Changes to the pension system, which have come in to effect this year, are widely considered to be the most radical in almost a century. Greater freedom and flexibility to access pension funds from age 55 enables those approaching retirement to consider a much wider array of investment opportunities. What’s more, new limitations on the amount which can be put into in a pension under the lifetime allowance limit without suffering tax penalties is leading many investors to consider property as a more attractive option.

Property the safest form of investment

Property continues to be among the safest form of investment for anyone looking to future-proof their finances. Holiday cottage company, Welcome Cottages, is helping property owners considering investing in an additional premises understand the many financial and practical benefits of utilising the opportunity to start a holiday let business and maximise their all-important return.

Tony Briscoe offers this advice to potential holiday home owners:

“Individuals now have choices as to when and how much of their pension fund they wish to cash in upon retirement, with 25% of the fund value taken entirely tax free. The choice is theirs as to whether they will be looking to invest their capital to produce further income streams or spend it.

“Property investment could feature as part of future revenue and tax planning and has generally been proved to be sound in the long term. With potential growth in value, property prices in the main keep ahead of inflation and offer better returns than is achievable on other types of investment such as bank deposits – although of course this is not guaranteed.

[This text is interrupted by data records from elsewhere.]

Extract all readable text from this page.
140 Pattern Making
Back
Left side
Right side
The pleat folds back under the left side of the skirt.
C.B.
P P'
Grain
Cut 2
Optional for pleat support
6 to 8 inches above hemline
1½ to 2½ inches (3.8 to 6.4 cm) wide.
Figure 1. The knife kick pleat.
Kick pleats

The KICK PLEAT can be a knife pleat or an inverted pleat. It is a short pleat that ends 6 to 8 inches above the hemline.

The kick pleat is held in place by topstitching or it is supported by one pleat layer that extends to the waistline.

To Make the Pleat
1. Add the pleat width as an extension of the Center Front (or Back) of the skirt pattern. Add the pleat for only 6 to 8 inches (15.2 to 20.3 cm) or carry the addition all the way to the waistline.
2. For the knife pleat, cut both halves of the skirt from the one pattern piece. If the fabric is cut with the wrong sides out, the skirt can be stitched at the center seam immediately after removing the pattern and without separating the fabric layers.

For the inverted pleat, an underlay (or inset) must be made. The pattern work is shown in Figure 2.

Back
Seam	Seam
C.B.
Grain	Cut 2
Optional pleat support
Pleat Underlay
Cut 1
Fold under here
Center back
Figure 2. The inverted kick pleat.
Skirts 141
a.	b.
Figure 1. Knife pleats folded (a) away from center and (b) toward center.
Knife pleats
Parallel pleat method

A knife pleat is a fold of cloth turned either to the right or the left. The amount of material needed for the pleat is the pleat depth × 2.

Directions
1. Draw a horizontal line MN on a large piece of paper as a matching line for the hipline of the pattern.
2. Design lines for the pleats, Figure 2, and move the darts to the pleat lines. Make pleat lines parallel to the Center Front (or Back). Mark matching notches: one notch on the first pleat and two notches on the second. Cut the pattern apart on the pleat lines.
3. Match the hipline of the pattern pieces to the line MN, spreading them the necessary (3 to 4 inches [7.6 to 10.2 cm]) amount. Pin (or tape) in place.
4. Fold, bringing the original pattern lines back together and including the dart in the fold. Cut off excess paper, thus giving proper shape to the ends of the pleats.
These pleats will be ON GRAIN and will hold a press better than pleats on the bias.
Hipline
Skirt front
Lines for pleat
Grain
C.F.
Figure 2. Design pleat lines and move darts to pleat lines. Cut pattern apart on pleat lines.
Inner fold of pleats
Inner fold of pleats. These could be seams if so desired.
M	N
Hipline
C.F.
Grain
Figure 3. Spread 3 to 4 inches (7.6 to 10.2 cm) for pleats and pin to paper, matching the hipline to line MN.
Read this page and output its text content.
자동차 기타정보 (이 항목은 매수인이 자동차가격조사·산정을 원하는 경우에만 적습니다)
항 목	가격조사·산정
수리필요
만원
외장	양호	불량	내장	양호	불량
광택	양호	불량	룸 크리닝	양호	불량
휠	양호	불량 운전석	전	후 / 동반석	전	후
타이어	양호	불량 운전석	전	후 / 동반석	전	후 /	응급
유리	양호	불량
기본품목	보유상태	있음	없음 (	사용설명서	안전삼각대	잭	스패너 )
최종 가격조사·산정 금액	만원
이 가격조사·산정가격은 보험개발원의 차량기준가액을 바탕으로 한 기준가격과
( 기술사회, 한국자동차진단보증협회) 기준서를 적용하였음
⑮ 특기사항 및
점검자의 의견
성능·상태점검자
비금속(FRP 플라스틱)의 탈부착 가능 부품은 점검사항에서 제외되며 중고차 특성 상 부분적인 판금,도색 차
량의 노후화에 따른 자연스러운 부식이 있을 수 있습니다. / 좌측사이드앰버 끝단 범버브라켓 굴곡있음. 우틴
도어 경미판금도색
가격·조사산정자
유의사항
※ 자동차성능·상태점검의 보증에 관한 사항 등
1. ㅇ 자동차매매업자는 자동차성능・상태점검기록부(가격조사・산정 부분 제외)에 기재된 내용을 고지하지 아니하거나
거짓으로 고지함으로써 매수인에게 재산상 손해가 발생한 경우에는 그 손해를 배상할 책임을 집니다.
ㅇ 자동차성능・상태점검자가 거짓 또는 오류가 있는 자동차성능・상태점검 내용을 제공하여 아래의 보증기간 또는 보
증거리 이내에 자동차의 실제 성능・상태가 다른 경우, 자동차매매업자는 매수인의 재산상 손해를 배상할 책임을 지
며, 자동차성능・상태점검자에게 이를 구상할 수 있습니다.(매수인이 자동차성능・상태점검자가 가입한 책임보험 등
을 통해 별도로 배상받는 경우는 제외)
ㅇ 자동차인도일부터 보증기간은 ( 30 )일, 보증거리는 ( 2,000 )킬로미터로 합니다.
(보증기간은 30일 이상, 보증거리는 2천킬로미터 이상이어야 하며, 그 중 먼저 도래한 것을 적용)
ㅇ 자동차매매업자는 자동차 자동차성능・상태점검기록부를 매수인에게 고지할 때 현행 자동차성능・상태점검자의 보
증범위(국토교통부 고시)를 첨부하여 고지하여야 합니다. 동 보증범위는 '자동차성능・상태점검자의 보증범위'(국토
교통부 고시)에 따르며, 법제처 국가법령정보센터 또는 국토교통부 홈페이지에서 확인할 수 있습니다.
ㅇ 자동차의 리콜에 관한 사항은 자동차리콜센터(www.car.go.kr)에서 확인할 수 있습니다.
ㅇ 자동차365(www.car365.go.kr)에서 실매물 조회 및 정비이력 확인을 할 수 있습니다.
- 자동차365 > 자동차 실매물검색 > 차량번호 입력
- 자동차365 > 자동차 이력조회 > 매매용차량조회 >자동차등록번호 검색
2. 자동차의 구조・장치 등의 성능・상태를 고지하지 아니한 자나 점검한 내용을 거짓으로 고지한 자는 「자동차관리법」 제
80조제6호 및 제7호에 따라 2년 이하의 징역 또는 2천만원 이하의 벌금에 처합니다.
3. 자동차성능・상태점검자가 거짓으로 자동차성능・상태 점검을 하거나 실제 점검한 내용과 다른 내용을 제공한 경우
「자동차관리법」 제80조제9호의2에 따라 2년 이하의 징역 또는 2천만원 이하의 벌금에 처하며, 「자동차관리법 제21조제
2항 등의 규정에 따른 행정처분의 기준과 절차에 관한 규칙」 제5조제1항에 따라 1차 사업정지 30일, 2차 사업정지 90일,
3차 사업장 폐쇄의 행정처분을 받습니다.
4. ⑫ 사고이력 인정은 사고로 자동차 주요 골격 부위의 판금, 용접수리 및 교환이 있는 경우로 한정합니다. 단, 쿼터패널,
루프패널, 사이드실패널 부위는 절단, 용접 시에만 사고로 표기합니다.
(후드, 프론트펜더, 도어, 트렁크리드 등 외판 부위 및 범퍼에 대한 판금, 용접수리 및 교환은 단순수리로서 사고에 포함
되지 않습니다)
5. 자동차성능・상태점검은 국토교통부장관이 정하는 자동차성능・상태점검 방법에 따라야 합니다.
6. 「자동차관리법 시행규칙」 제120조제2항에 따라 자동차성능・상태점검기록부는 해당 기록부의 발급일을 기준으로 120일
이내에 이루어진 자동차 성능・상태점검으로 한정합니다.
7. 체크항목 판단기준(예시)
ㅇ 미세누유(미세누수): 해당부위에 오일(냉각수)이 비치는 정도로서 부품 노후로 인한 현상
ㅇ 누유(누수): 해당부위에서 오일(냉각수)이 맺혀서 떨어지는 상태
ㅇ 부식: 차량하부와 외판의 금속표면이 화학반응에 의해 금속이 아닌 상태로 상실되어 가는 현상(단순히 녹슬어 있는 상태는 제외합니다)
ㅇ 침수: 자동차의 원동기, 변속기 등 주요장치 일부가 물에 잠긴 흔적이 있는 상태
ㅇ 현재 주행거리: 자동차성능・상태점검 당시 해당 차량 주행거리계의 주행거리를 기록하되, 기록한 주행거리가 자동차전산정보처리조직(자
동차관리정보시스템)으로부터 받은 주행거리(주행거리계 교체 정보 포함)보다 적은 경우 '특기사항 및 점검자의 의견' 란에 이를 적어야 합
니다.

“Letting investment properties as furnished holiday accommodation can have great tax benefits over a residential let, although it is a complicated area so as ever with this kind of thing, you should get specialist advice. In order to classify as a holiday let the property must be let for at least 105 days a year, and must be available to let at least 210 days a year. But assuming you meet criteria, expenditure on all operating expenses, such as rates, water, electricity, insurance, maintenance, advertising, cleaning, welcome packs and even mortgage interest are tax deductible.

“In contrast to a residential let, a holiday let owner can claim capital allowances on capital expenditure used to set up the property (not on the property purchase itself, however) – so this could include furniture, heating/electrical work, plant equipment and so on. Remember you will also be able to claim Small Business Relief on rates.

“The right property in a good location can give substantially higher returns than would be possible if let on a tenanted basis. Importantly, you also retain right of access and control over your property as holidays are short in duration,” he said.